Tergeletak mengisyaratkan sesuatu yang tercampakkan dalam kondisi pasif, seperti tanpa perlawanan; dan terkulai mengisyaratkan pudarnya semangat, kalah, dan pasrah menunggu akhir, menanti segalanya selesai sudah. Ini berbeda dengan sesuatu yang tersadai. Ia tidak dalam keadaan terbaring atau terlentang. Tersadai menunjukkan sesuatu itu tidak tergeletak, tidak tercampakkan begitu saja, juga tidak dalam keadaan terbaring atau terlentang sempurna.

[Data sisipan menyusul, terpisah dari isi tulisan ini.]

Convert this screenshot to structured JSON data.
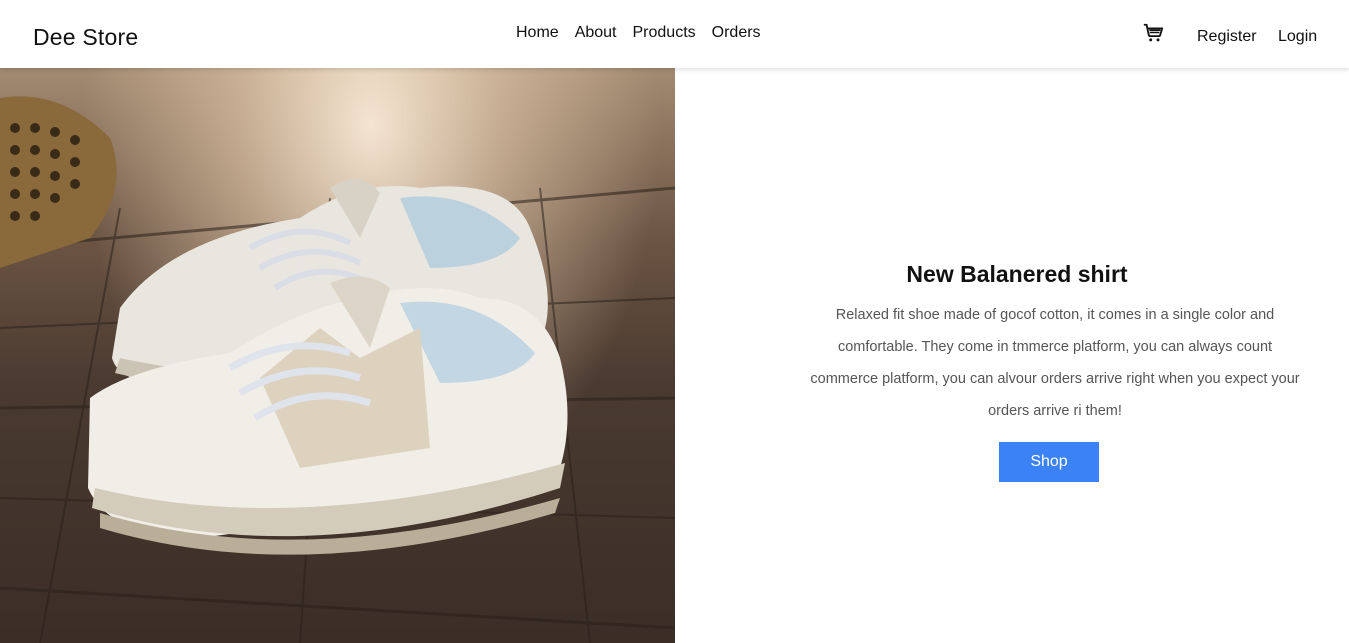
{
  "brand": {
    "name": "Dee Store"
  },
  "nav": {
    "links": [
      {
        "label": "Home"
      },
      {
        "label": "About"
      },
      {
        "label": "Products"
      },
      {
        "label": "Orders"
      }
    ],
    "cart_icon": "shopping-cart-icon",
    "register_label": "Register",
    "login_label": "Login"
  },
  "hero": {
    "image_alt": "White sneakers on a wooden table",
    "title": "New Balanered shirt",
    "description": "Relaxed fit shoe made of gocof cotton, it comes in a single color and comfortable. They come in tmmerce platform, you can always count commerce platform, you can alvour orders arrive right when you expect your orders arrive ri  them!",
    "button_label": "Shop"
  },
  "colors": {
    "accent": "#3b82f6",
    "text": "#111111",
    "muted_text": "#555555"
  }
}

Ia tidak pasif, lantaran ada kesan hendak berdiri lagi, atau setidak-tidaknya, ada bagian lain yang (sedikit) berdiri. Di sini, ada nuansa makna (sedikit) tegak. Jadi, tempuling yang tersadai itu seperti masih menyimpan spirit, semangat perlawanan, kalah sesaat untuk tegak berdiri, menentang sampai menang. Dengan begitu, tempuling -tombak pendek- itu masih mungkin digunakan lagi (untuk menangkap ikan besar).
Tempuling, bagi nelayan (Melayu) dalam konteks menangkap ikan adalah simbol heroisme, setara badik (Bugis), clurit (Madura), rencong (Aceh) atau mandau (Dayak). Heroisme bagi nelayan adalah perjuangannya menangkap ikan. Seorang nelayan bisa saja memakai jala atau pancing, tetapi kedua benda penangkap ikan itu tidak mengisyaratkan sebuah perlawanan dari sang ikan. Pancing, masih mungkin. Tetapi, perlawanan ikan hanya sebatas perjuangan melepaskan diri dari sangkutan kail. Si pemancing tetap berada jauh dengan ikan. Tempuling, tidak hanya memaksa si nelayan menancapkan tombaknya pada ikan, baik dalam jarak dekat, maupun jauh, tetapi juga sebuah perjuangan mengikuti laju ikan berenang, kegesitan ikan menghindar, bahkan juga melakukan perlawanan langsung dengan si nelayan. Menancapkan tempuling pada ikan, juga memerlukan keahlian, keterampilan, dan ketepatan. Si nelayan harus memahami gerak dan kualitas ombak, juga harus mengetahui karakteristik ikan ketika sedang berselancar di permukaan atau arus bawah laut. Jadi, tempuling bukan sekadar tombak penangkap ikan. Di belakangnya ada kisah tentang kepiawaian si nelayan. Dengan demikian, tempuling laksana simbol bagi para nelayan yang sudah sangat berpengalaman. Senjata itu akan mengantarkannya jadi nelayan sejati: jawara!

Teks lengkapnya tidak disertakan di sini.